The big trick to my "system" if you want to call it a trick or gimmick is I am logging my food everyday and watching my daily calorie intake. On the weekends I have occasionally had a Big Mac (540 calories) with a milk (and no fries or soda!) for lunch for a treat however I make sure and do not go over my overall daily limit. Below is an example of food I ate on a recent day.
Early Morning Snack - one banana
Breakfast- oatmeal with brown sugar, coffee with nonfat milk
Morning Snack - meal replacement bar (great to have some on hand if your job takes you away from your lunch box)
Lunch - Turkey breast sandwich with Dave's Killer Bread (multi grain wheat) and half an avocado spread on the bread
After Workout snack - glass of lowfat chocolate milk
Dinner - Big Salad (and I mean big) with black olives, yellow bell pepper, almonds, sunflower seeds, hardboiled egg, baby shrimp meat, fat free catalina dressing
Evening snack - lowfat cottage cheese
This is not advice, but I watched my boss lose 40 lbs in 3 months with a diet of primarily carrots and celery.
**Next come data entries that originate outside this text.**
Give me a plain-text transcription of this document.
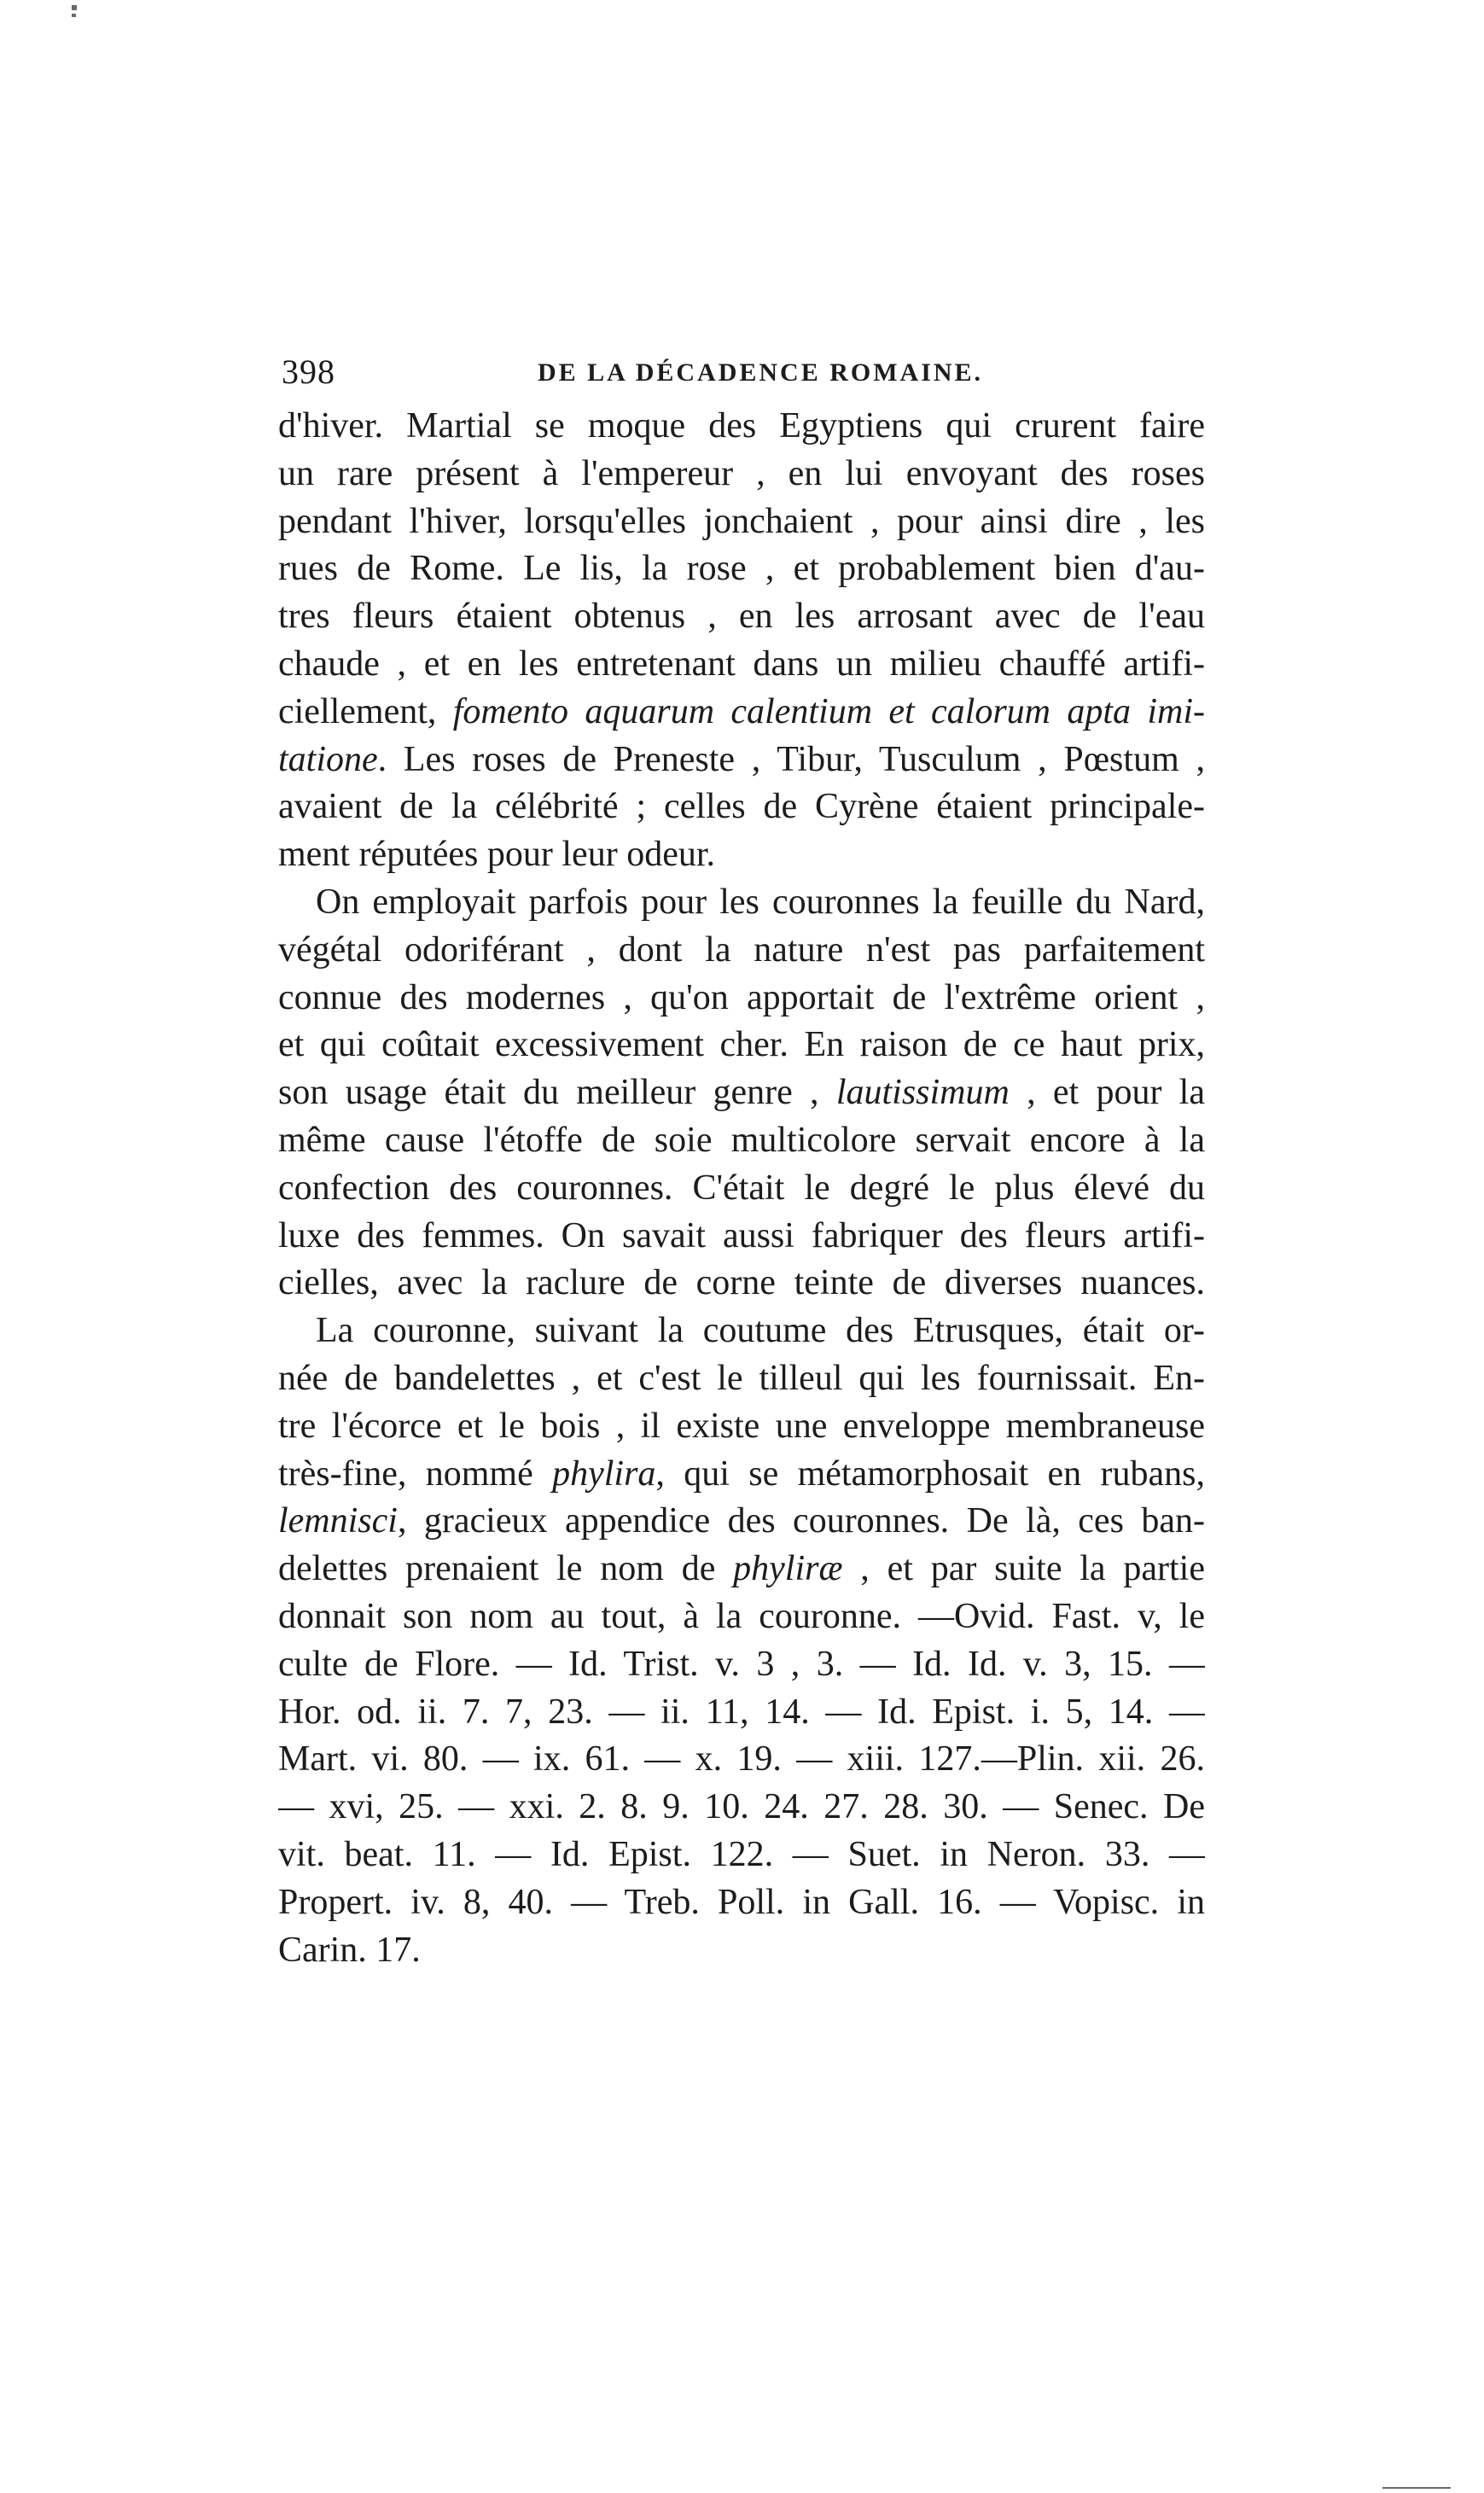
398	DE LA DÉCADENCE ROMAINE.

d'hiver. Martial se moque des Egyptiens qui crurent faire
un rare présent à l'empereur , en lui envoyant des roses
pendant l'hiver, lorsqu'elles jonchaient , pour ainsi dire , les
rues de Rome. Le lis, la rose , et probablement bien d'au-
tres fleurs étaient obtenus , en les arrosant avec de l'eau
chaude , et en les entretenant dans un milieu chauffé artifi-
ciellement, fomento aquarum calentium et calorum apta imi-
tatione. Les roses de Preneste , Tibur, Tusculum , Pœstum ,
avaient de la célébrité ; celles de Cyrène étaient principale-
ment réputées pour leur odeur.

On employait parfois pour les couronnes la feuille du Nard,
végétal odoriférant , dont la nature n'est pas parfaitement
connue des modernes , qu'on apportait de l'extrême orient ,
et qui coûtait excessivement cher. En raison de ce haut prix,
son usage était du meilleur genre , lautissimum , et pour la
même cause l'étoffe de soie multicolore servait encore à la
confection des couronnes. C'était le degré le plus élevé du
luxe des femmes. On savait aussi fabriquer des fleurs artifi-
cielles, avec la raclure de corne teinte de diverses nuances.

La couronne, suivant la coutume des Etrusques, était or-
née de bandelettes , et c'est le tilleul qui les fournissait. En-
tre l'écorce et le bois , il existe une enveloppe membraneuse
très-fine, nommé phylira, qui se métamorphosait en rubans,
lemnisci, gracieux appendice des couronnes. De là, ces ban-
delettes prenaient le nom de phyliræ , et par suite la partie
donnait son nom au tout, à la couronne. —Ovid. Fast. v, le
culte de Flore. — Id. Trist. v. 3 , 3. — Id. Id. v. 3, 15. —
Hor. od. ii. 7. 7, 23. — ii. 11, 14. — Id. Epist. i. 5, 14. —
Mart. vi. 80. — ix. 61. — x. 19. — xiii. 127.—Plin. xii. 26.
— xvi, 25. — xxi. 2. 8. 9. 10. 24. 27. 28. 30. — Senec. De
vit. beat. 11. — Id. Epist. 122. — Suet. in Neron. 33. —
Propert. iv. 8, 40. — Treb. Poll. in Gall. 16. — Vopisc. in
Carin. 17.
He was cranky as **** during that time, however, so warn your peers and family if you venture this route. This is akin to a low carb diet, albeit an extremely low calorie diet.
First, I will readily admit that I'm not a nutritionist. You probably already know which foods are good and bad for you, and you know your weaknesses. If you don't buy the bad food you're addicted to, you can't run to the pantry and snack on it. It sounds simple, and in a way it is. If I don't have a bag of chips or cookies in the pantry, I sure as heck am not going to drive to 7-11 to pick up some up...and the binge snacking is avoided.